A basic rule applies: the larger the plant, the more important its continuous availability, and the more standards and regulations, e.g. occupational health and work safety , have to be complied with and implemented, the higher the costs are for maintenance and repair.
Stresses and strains in engine-driven plants
Besides the shaft-hub connections, transmission elements are the most stressed parts of couplings. Among these are compression loaded or shear loaded flexible and highly flexible elements, the disc packs of a steel disc coupling as well as the crowned teeth of gear couplings. They transmit the torque between the units. On account of their resilience, flexible couplings are able to compensate for torque shocks. Torsionally stiff couplings are less suitable for this.
In a compact design or designs with bell housings, temperatures may occur in the direct vicinity of the coupling which will cause the elastic elements to age faster.
In addition to the temperature, the frequency and intensity of torque shocks influence the lifetime of transmission elements. The optimum coupling design avoids premature wear. Calculation simulations such as torsional vibration analyses help select the optimum type of coupling. Such analyses should always be conducted for a drive line where dynamic excitations caused by a combustion engine are present.

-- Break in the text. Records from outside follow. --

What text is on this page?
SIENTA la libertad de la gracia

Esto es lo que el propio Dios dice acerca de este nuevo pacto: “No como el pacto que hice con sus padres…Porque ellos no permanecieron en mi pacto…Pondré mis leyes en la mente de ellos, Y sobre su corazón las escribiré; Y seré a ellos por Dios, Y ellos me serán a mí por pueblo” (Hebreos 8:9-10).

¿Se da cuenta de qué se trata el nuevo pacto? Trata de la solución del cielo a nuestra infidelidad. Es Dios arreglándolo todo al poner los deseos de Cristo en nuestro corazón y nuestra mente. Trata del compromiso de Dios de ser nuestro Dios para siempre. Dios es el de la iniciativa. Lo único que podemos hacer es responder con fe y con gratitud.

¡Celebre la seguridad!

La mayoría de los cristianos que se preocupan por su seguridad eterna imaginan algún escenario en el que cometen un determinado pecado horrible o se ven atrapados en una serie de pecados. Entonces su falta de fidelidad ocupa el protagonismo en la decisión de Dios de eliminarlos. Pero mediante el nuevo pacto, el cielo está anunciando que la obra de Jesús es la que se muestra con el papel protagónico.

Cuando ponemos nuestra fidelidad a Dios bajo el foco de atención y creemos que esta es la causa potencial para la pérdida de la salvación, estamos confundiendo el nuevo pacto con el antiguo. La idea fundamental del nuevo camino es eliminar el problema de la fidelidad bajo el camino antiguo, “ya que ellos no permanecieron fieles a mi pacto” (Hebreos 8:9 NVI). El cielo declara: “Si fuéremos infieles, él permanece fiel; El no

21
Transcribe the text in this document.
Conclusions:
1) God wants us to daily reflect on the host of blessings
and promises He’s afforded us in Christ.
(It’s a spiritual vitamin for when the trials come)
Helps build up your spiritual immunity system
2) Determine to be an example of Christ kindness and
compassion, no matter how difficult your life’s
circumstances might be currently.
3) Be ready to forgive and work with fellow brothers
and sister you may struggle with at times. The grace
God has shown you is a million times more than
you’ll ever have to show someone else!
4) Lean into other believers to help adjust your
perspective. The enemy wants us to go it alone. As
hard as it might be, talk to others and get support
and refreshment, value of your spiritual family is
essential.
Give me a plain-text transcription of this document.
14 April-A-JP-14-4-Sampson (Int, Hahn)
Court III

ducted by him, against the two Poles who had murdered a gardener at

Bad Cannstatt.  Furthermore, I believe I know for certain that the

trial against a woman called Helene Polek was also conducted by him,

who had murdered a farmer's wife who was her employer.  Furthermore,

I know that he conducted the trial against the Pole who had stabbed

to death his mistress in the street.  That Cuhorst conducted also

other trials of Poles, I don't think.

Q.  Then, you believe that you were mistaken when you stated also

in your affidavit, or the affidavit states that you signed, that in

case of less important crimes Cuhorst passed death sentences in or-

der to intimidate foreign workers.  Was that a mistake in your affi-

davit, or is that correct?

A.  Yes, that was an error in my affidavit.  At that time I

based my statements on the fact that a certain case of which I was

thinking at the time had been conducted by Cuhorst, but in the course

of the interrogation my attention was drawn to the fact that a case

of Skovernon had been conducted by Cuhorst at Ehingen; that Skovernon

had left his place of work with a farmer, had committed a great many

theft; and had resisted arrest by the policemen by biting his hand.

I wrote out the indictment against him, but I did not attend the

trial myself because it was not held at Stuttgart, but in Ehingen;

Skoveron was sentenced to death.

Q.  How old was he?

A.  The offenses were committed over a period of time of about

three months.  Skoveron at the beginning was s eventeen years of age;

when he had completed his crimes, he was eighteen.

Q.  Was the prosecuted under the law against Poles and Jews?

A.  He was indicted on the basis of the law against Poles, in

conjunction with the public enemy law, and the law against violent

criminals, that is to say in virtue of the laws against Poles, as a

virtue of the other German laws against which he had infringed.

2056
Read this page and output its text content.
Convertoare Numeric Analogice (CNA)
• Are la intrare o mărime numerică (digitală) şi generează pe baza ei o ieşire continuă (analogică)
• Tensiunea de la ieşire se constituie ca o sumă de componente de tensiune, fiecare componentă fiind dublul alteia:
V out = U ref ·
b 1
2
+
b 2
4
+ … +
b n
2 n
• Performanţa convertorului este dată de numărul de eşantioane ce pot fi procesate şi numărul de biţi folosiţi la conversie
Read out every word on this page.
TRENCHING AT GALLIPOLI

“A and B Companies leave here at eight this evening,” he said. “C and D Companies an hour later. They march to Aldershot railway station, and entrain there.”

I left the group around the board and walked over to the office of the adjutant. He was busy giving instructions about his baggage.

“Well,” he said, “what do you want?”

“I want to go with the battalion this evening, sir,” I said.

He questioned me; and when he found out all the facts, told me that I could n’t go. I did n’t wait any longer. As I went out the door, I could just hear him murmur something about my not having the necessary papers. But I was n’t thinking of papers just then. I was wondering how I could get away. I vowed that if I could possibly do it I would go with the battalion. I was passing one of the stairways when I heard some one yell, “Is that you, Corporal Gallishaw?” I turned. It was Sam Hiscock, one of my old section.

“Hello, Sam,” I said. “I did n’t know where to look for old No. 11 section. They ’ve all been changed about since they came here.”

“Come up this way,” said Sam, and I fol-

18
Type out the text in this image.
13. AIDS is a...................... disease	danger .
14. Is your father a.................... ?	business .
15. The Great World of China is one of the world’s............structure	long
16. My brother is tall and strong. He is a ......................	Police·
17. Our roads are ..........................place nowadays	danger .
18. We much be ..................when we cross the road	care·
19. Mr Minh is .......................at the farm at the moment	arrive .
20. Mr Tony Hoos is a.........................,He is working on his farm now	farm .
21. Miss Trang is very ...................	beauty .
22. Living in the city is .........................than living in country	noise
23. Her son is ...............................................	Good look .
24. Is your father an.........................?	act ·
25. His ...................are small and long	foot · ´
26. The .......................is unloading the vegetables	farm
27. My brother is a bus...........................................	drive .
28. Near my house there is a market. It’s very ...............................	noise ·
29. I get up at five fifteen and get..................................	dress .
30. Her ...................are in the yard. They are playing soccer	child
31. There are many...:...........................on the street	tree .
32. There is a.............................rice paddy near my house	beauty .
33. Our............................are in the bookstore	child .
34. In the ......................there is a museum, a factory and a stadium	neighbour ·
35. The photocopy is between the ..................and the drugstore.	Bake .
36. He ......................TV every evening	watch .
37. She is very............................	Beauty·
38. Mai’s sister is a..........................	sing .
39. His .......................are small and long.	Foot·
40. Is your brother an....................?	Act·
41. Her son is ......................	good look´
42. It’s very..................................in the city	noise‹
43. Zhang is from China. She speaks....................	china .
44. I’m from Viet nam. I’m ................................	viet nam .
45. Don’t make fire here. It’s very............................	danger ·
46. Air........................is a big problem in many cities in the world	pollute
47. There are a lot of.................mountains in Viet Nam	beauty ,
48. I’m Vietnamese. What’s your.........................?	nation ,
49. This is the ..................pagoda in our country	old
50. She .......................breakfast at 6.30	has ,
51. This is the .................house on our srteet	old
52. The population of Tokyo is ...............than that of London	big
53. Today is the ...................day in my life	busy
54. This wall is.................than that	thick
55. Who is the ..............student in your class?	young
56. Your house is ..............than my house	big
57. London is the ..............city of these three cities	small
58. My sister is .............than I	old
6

Stiffness and Damping influence stresses and strains on the drive line
Vibrations due to torque shocks adversely affect the drive line. Stiffness and damping of the coupling influence the process. (Click on the picture to enlarge)
Plant-related processes and environmental influences can put additional load on the coupling, e.g. if scales enter the coupling during steel production. This can be avoided, if, for example, an enclosed coupling design is used.
If the plant operating conditions allow for an interruption of torque transmission, non-fail-safe couplings are appropriate solutions. If the elastic elements are worn, torque transmission will be interrupted without harming the metallic parts. In most cases, this will also prevent damage to the adjacent units.